今日は昼食前から午後にかけて、今学期に履修していた「複雑性と人間発達」というコースの振り返りを行っていた。昨日の最終回のクラスの後半は、私の論文アドバイザーのサスキア・クネン先生が担当してくださり、「モンテカルロ法」と「リサンプリング(再標本化)」という二つの手法に関する理論的な側面を学び、実際のデータを使いながら実習を行った。
特に、モンテカルロ法は、ダイナミックシステムアプローチを活用したシミレーションをする際に効力を発揮する。なぜなら、基本的に、人間の発達現象に関する研究を行う際に、得られる時系列データは少数であり、それらのデータは往々にして正規分布を示さない。
モンテカルロ法を活用すれば、そのように正規分布を示さないデータに対しても仮説検定ができる。このモンテカルロ法に関して、お決まりのように、博士課程に所属するドイツ人の友人であるヤニックと共に実習をこなした。
ヤニックは、ダイナミックネットワーク理論に関する知識のみならず、統計学に関する知識も豊富なので、実習中に統計的な論点になった際は、いつも手助けをしてもらっている。昨日も、統計学に関して抜け漏れている自分の知識を補完してくれるかのような説明をヤニックは何度かしてくれた。
それによって、今回のモンテカルロ法に関する理解がより深いものになったことを感じる。このモンテカルロ法は、上記の特徴を踏まえると、私の現在の研究に対しても大きな力を発揮しうることが明らかとなった。
実際に、以前クネン先生とミーティングを行った際に、この手法の適用可能性について考えることを勧められていた。あとは、自分の中でどのような仮説を検定したいのかを明確にすることさえ行えば、技術的なことに関しては今回の実習で十分に学ぶことができたので、この手法を早速自分の研究の中で活用することができるように思う。
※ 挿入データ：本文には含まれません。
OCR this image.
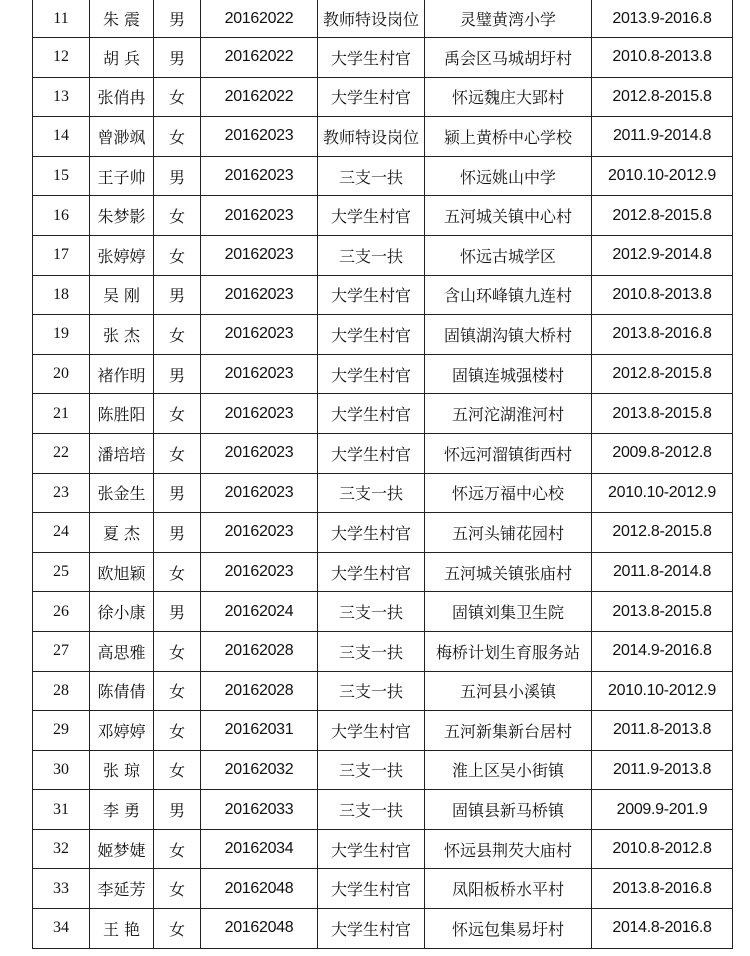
11	朱 震	男	20162022	教师特设岗位	灵璧黄湾小学	2013.9-2016.8
12	胡 兵	男	20162022	大学生村官	禹会区马城胡圩村	2010.8-2013.8
13	张俏冉	女	20162022	大学生村官	怀远魏庄大郢村	2012.8-2015.8
14	曾渺飒	女	20162023	教师特设岗位	颍上黄桥中心学校	2011.9-2014.8
15	王子帅	男	20162023	三支一扶	怀远姚山中学	2010.10-2012.9
16	朱梦影	女	20162023	大学生村官	五河城关镇中心村	2012.8-2015.8
17	张婷婷	女	20162023	三支一扶	怀远古城学区	2012.9-2014.8
18	吴 刚	男	20162023	大学生村官	含山环峰镇九连村	2010.8-2013.8
19	张 杰	女	20162023	大学生村官	固镇湖沟镇大桥村	2013.8-2016.8
20	褚作明	男	20162023	大学生村官	固镇连城强楼村	2012.8-2015.8
21	陈胜阳	女	20162023	大学生村官	五河沱湖淮河村	2013.8-2015.8
22	潘培培	女	20162023	大学生村官	怀远河溜镇街西村	2009.8-2012.8
23	张金生	男	20162023	三支一扶	怀远万福中心校	2010.10-2012.9
24	夏 杰	男	20162023	大学生村官	五河头铺花园村	2012.8-2015.8
25	欧旭颖	女	20162023	大学生村官	五河城关镇张庙村	2011.8-2014.8
26	徐小康	男	20162024	三支一扶	固镇刘集卫生院	2013.8-2015.8
27	高思雅	女	20162028	三支一扶	梅桥计划生育服务站	2014.9-2016.8
28	陈倩倩	女	20162028	三支一扶	五河县小溪镇	2010.10-2012.9
29	邓婷婷	女	20162031	大学生村官	五河新集新台居村	2011.8-2013.8
30	张 琼	女	20162032	三支一扶	淮上区吴小街镇	2011.9-2013.8
31	李 勇	男	20162033	三支一扶	固镇县新马桥镇	2009.9-201.9
32	姬梦婕	女	20162034	大学生村官	怀远县荆芡大庙村	2010.8-2012.8
33	李延芳	女	20162048	大学生村官	凤阳板桥水平村	2013.8-2016.8
34	王 艳	女	20162048	大学生村官	怀远包集易圩村	2014.8-2016.8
クラス終了後、ヤニックと少しばかり雑談をしていた。私が今年の九月からの進路に関して、産業組織心理学か実証的教育学のプログラムに進むことを考えている、と伝えると、前者に関しては同じ心理学のプログラムに分類されるため、もしかしたら進学が無理かもしれない、という指摘を受けた。
産業組織心理学科は、比較的自由に選択科目を履修することができるため、ネットワーク科学に関する二つのコースを是非とも履修したいと考えていた。もし仮にこのプログラムに進むことができなかった場合には、当初の計画通り、実証的教育学のプログラムに進み、履修単位を超える形でネットワーク科学に関するコースを最低一つは履修したいと思う。
実証教育学のプログラムに関しては、プログラム長に先日メールをし、自分の関心領域の研究と探究ができるのかを現在確認中である。今年の九月からもう一年ほどフローニンゲン大学に残って研究を是非とも続けたいと思っているのだが、その後、米国に戻るのか、フローニンゲンにとどまるのか、あるいは他の国に行くのかはまだ定かではない。
昨日の振り返りを行っていると、すっかり辺りは夕方の雰囲気に包まれていた。書斎の窓から、夕日によって赤紫色に輝く雲海が見える。相変わらず、赤紫色に輝く雲はとても美しい。
このような美を拝めることに対して、とても贅沢な気持ちになった。それと同時に、この美を独り占めするのではなく、多くの人と共有したいという強い想いが湧き上がっていた。